[Python-Dev] PEP 293, Codec Error Handling Callbacks

Martin v. Loewis martin@v.loewis.de
05 Aug 2002 23:06:25 +0200


Oren Tirosh <oren-py-d@hishome.net> writes:

> With the ability to embed functions inside a charmap big5 and other
> encodings could be converted to be charmap based, too :-)

This is precisely what PEP 293 does: allow to embed functions in any
codec.

> I just feel that there must be *some* simpler way. 

Why do you think so? It is not difficult.

> A patch with 87k of code scares the hell out of me.

Ah, so it is the size of the patch? Some of it could be moved to
Python perhaps, thus reducing the size of the patch (e.g. the registry
comes to mind)

If you look at the patch, you see that it precisely does what you
propose to do: add a callback to the charmap codec:

- it deletes charmap_decoding_error
- it adds state to feed the callback function
- it replaces the old call to charmap_decoding_error by

! 	    outpos = p-PyUnicode_AS_UNICODE(v);
! 	    startinpos = s-starts;
! 	    endinpos = startinpos+1;
! 	    if (unicode_decode_call_errorhandler(
! 		 errors, &errorHandler,
! 		 "charmap", "character maps to <undefined>",
! 		 starts, size, &startinpos, &endinpos, &exc, &s,
! 		 (PyObject **)&v, &outpos, &p)) {#

  (original code was)

! 	    if (charmap_decoding_error(&s, &p, errors, 
! 				       "character maps to <undefined>")) {

- likewise for encoding.

Now, apply the same change to all other codecs (as you propose to do
for big5), and you obtain the patch for PEP 293.

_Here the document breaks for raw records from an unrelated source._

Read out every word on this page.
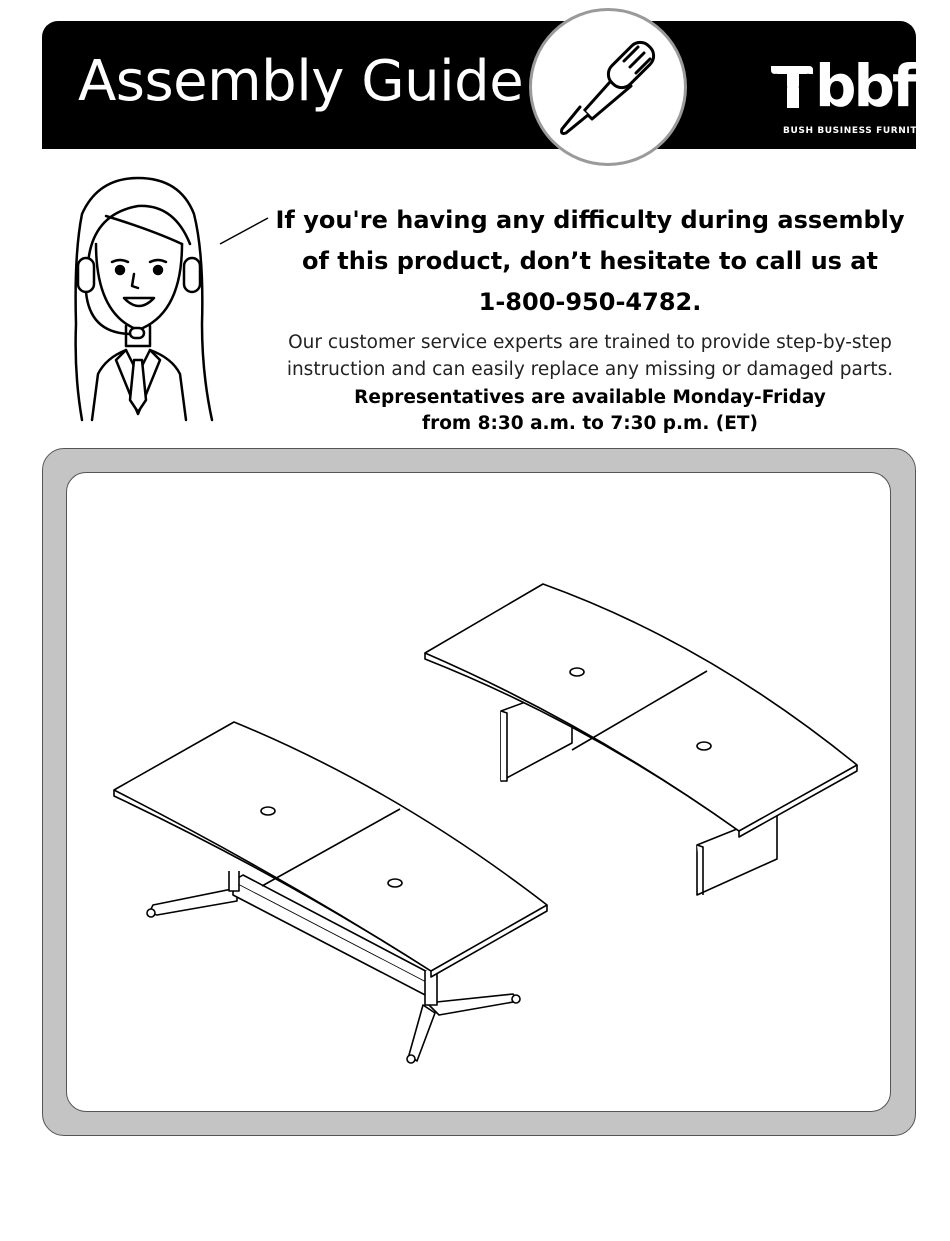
Assembly Guide	bbf
BUSH BUSINESS FURNITURE
If you're having any difficulty during assembly
of this product, don’t hesitate to call us at
1-800-950-4782.
Our customer service experts are trained to provide step-by-step
instruction and can easily replace any missing or damaged parts.
Representatives are available Monday-Friday
from 8:30 a.m. to 7:30 p.m. (ET)
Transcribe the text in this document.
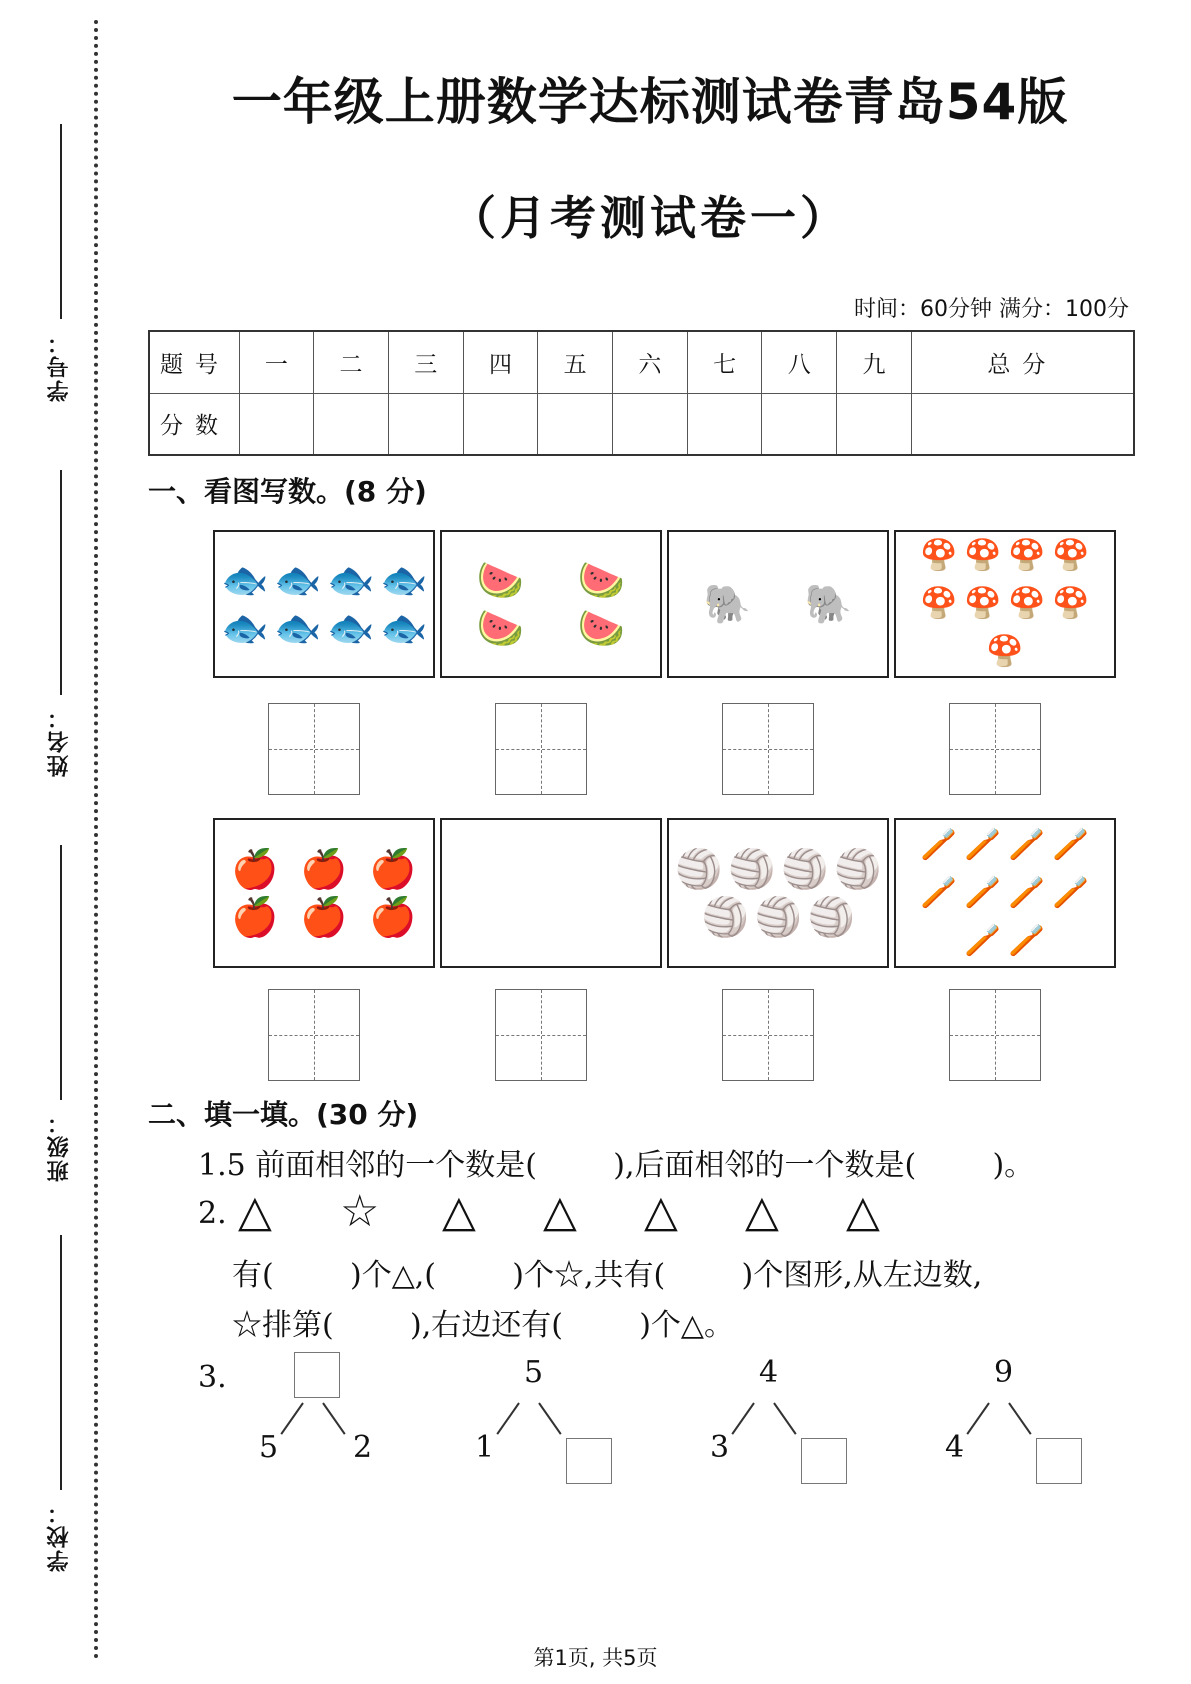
学号：
姓名：
班级：
学校：
一年级上册数学达标测试卷青岛54版
（月考测试卷一）
时间：60分钟 满分：100分
题号	一	二	三	四	五	六	七	八	九	总分
分数										
一、看图写数。(8 分)
🐟 🐟 🐟 🐟
🐟 🐟 🐟 🐟
🍉	🍉
🍉	🍉
🐘	🐘
🍄 🍄 🍄 🍄
🍄 🍄 🍄 🍄
🍄
🍎 🍎 🍎
🍎 🍎 🍎
🏐 🏐 🏐 🏐
🏐 🏐 🏐
🪥 🪥 🪥 🪥
🪥 🪥 🪥 🪥
🪥 🪥
二、填一填。(30 分)
1.5 前面相邻的一个数是(        ),后面相邻的一个数是(        )。
2. △ ☆ △ △ △ △ △
有(        )个△,(        )个☆,共有(        )个图形,从左边数,
☆排第(        ),右边还有(        )个△。
3.
5 2
5
1
4
3
9
4
第1页, 共5页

In doing so, you find that the modifications needed for each codec are
so similar that you add some supporting infrastructure, and correct
errors in the existing codecs that you spot, and so on. 

The diffstat is

 Include/codecs.h        |   37
 Include/pyerrors.h      |   67 +
 Lib/codecs.py           |    5
 Modules/_codecsmodule.c |   61 +
 Objects/stringobject.c  |    7
 Objects/unicodeobject.c | 1794 +++++++++++++-------!!!!!!!!!!!!!!!!!!!!!!!!!!!!
 Python/codecs.c         |  399 ++++++++++
 Python/exceptions.c     |  603 ++++++++++++++++
 8 files changed, 1678 insertions(+), 236 deletions(-), 1059 modifications(!)

If you look at the large blocks of new code, you find that it is in

- charmap_encoding_error, which insists on implementing known error
  handling algorithms inline,

- the default error handlers, of which atleast
  PyCodec_XMLCharRefReplaceErrors should be pure-Python

- PyCodec_BackslashReplaceErrors, likewise,

- the UnicodeError exception methods (which could be omitted, IMO).

So, if you look at the patch, it isn't really that large.

Regards,
Martin